Goldman’s primary fears are of “debasement,” the worry that Federal Reserve easing actions will cause inflation “after economic activity has normalized.” Fiscal stimulus worries them too -- Fitch Ratings issued a negative outlook for U.S. government credit because of a “deterioration of U.S. public finances and the absence of a credible fiscal consolidation plan.”
But 10-year Treasury yields are at their lowest level ever, and interest rates are supposed to be the equilibrium price at which all savings get invested. Near-zero interest rates indicate market expectations for non-existent risk-adjusted returns over the next decade.
So how could prices get bid up enough to risk inflation in those conditions? Increasing debt and easing monetary policy, analysts believe, will oversupply the money market and thus drive down money’s price, causing inflation.
Japan’s “Lost Score” -- formerly the “Lost Decade” before it ended up lasting 20 years -- provides an important counterexample to this idea. Japan’s government debt-to-GDP ratio increased 370% over this period with virtually no inflation. Decades of quantitative easing and a swelling money supply has likewise done nothing to raise prices or growth.
Goldman, Fitch, and others forget the Japanese experience because they believe that at a given level of economic production, the money supply determines prices. If the Fed and Congress print a bunch of money, we’ll get inflation when activity and production rebound.
But the truth is the other way around -- the level of production determines the money supply. When businesses produce more commodities, money gets pulled out of savings, banks lend more, and less productive assets get liquidated. Gold’s current rally is the reverse of this, the economic equivalent of putting money into a hole in the ground.

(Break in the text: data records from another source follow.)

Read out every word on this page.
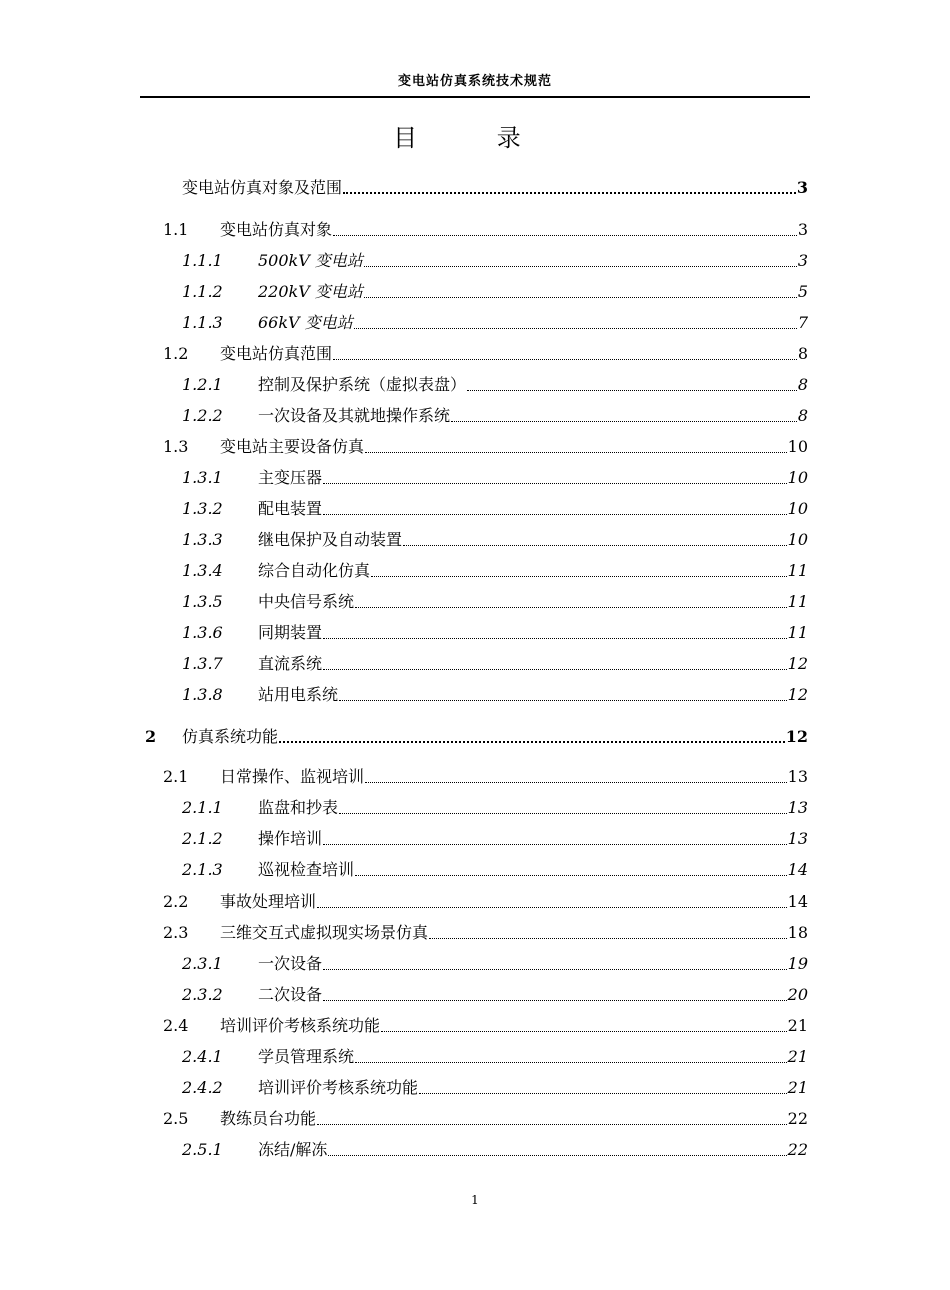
变电站仿真系统技术规范
目 录
变电站仿真对象及范围	3
1.1 变电站仿真对象	3
1.1.1 500kV 变电站	3
1.1.2 220kV 变电站	5
1.1.3 66kV 变电站	7
1.2 变电站仿真范围	8
1.2.1 控制及保护系统（虚拟表盘）	8
1.2.2 一次设备及其就地操作系统	8
1.3 变电站主要设备仿真	10
1.3.1 主变压器	10
1.3.2 配电装置	10
1.3.3 继电保护及自动装置	10
1.3.4 综合自动化仿真	11
1.3.5 中央信号系统	11
1.3.6 同期装置	11
1.3.7 直流系统	12
1.3.8 站用电系统	12
2 仿真系统功能	12
2.1 日常操作、监视培训	13
2.1.1 监盘和抄表	13
2.1.2 操作培训	13
2.1.3 巡视检查培训	14
2.2 事故处理培训	14
2.3 三维交互式虚拟现实场景仿真	18
2.3.1 一次设备	19
2.3.2 二次设备	20
2.4 培训评价考核系统功能	21
2.4.1 学员管理系统	21
2.4.2 培训评价考核系统功能	21
2.5 教练员台功能	22
2.5.1 冻结/解冻	22
1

Japan shows that money printing not only doesn’t cause inflation, it actually blocks the very “normalization” of productive activity the analysts assume is on the way. Japanese debt policies created an ecosystem of “zombie” firms -- companies whose incomes can barely service their debt obligations without ever paying them down, surviving only on continued easy credit and bailouts. Their prevalence depresses productivity, business formation, investment, and ultimately deflates prices.
Even before COVID-19 at least 18% of U.S. firms met the zombie definition, drains into which increased liquidity can sink. New Fed and congressional largesse will likely prop up even more non-productive companies, suppressing activity and making deflation and depression much more likely.
Average rates of profit will stay in decline, investment will stay on the sidelines, jobs will remain scarce, and needs will go unmet. The bottom line: increasing conflict and instability.
This is the real source of potential inflation. “Debasement” fears reflect monetary theory locked in an era when governments would add less valuable metals to their coins in order to stretch their budgets, diluting the value of the money supply.
But now money is backed by power, not a specific commodity, and U.S. political power is clearly in free fall. Speculation about cancelled elections, inability to execute basic pandemic response tasks, withdrawal from strategic military positions, and the failure to land upon a consensus relief policy are all symptoms of this breakdown.
Worse yet, Japan has survived decades of stagnation with the help of much healthier export markets. The only place the United States might be able to turn: China, which is aggressively building out their consumer base. How does this square with growing hostility to the People’s Republic? It doesn’t, and the lack of any strategy other than money printing and hoping for the best is at the core of the dollar downgrade.
The silver lining: doing the same thing policymakers have always done and hoping for different results should accelerate the end of a system that has failed the vast majority of humanity for a long, long time. What we replace it with is up to us -- anything is possible.